The weather was thick and rain threatened; much though he yearned to walk farther up and explore
, Richard decided that it was probably prudent to walk back to Sydney Town. In the nick of time: he had no sooner entered his house than it began to pour. Joey came in from their garden in a rush, MacGregor at his heels, and Richard wondered for the first time how he would pass the hours on rainy days until the sawpit received a new roof. Reading was all very well, yet he was getting enough food now to want to expend physical energy. But the rain was warm; he abandoned the hut to Joey, perfectly content to lie on his bed, cuddle the dog and hum tunelessly.

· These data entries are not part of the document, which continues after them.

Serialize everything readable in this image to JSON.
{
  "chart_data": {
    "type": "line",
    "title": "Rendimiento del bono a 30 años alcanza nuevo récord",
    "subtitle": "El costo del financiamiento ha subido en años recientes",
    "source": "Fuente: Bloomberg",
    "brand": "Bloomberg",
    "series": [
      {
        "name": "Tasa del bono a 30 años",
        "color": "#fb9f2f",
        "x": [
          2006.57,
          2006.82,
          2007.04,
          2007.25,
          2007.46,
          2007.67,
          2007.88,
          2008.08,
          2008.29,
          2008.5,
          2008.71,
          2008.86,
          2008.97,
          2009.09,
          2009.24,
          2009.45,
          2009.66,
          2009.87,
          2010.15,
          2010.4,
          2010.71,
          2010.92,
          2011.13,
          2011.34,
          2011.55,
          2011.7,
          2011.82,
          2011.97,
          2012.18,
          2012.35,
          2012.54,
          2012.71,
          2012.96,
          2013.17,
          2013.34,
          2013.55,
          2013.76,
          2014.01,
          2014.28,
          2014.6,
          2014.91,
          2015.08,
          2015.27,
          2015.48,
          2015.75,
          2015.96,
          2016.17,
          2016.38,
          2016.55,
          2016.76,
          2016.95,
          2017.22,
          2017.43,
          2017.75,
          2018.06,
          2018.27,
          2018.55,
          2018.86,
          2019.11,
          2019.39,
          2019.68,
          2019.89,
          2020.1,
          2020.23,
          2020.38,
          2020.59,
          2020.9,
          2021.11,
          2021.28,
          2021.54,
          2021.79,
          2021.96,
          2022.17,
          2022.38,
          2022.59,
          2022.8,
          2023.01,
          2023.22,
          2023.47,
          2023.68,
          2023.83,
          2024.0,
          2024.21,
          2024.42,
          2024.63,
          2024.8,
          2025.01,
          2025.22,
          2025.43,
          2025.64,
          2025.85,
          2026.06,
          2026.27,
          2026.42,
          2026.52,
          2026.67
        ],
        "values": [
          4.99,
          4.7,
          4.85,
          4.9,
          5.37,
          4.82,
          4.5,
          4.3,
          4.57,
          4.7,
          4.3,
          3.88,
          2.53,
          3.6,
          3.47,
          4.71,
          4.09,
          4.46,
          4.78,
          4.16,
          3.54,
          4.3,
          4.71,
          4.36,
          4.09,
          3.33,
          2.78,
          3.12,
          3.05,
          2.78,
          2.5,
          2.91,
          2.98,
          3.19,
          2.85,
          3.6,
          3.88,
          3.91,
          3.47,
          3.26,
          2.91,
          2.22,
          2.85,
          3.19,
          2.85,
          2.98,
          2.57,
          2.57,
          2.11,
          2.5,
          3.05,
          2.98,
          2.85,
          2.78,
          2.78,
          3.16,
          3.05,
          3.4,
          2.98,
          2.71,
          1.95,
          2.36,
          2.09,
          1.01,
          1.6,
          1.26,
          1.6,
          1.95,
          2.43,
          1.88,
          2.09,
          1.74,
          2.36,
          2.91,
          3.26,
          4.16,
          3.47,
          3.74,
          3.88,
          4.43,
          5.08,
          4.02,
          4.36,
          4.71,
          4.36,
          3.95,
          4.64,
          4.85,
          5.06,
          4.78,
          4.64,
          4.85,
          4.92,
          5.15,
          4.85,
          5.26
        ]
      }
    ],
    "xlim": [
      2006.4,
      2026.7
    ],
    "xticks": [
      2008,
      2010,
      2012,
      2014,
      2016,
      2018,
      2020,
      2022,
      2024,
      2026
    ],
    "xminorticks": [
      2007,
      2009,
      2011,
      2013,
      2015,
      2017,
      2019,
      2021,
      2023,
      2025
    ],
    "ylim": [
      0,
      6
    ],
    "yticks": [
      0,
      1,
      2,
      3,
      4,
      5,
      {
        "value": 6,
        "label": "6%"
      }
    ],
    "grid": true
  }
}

He walked along the hard strand, shoes on—he had been warned that the rock rubble was as sharp as a razor, and had lamed many. The half-circle of Turtle Bay looked as alluring in the rain as it did in the sun, its bottom pure sand, its water crystal, the pines pressing down as far as nurture permitted. He peeled off his drenched clothes and went in to swim, finding the water much warmer in the rain than it was in the sun. Finished, he donned his canvas trowsers together with his shoes, slung his shirt around his shoulders and turned to see if there was any place he might shelter to watch the sea, getting up.
Stephen Donovan had had the same idea; Richard found him in the lee of an outcrop on Point Hunter, where few pines grew, looking down the length of the reef toward the distant out-thrust of Point Ross in the west.
“Did you ever see anything so beautiful?” Stephen asked.
Richard put his shirt on the rock as a cushion and sat with his arms linked about his knees. The rain had cleared for the moment and the wind had veered northward. A great surf thundered in upon the reef, its waves curling over like satin candy rolled around a stick before exploding into walls of white foam. And the wind, blowing briskly in the counter direction, caught the spume and sent it flying backward across the waves in trailing plumes and veils.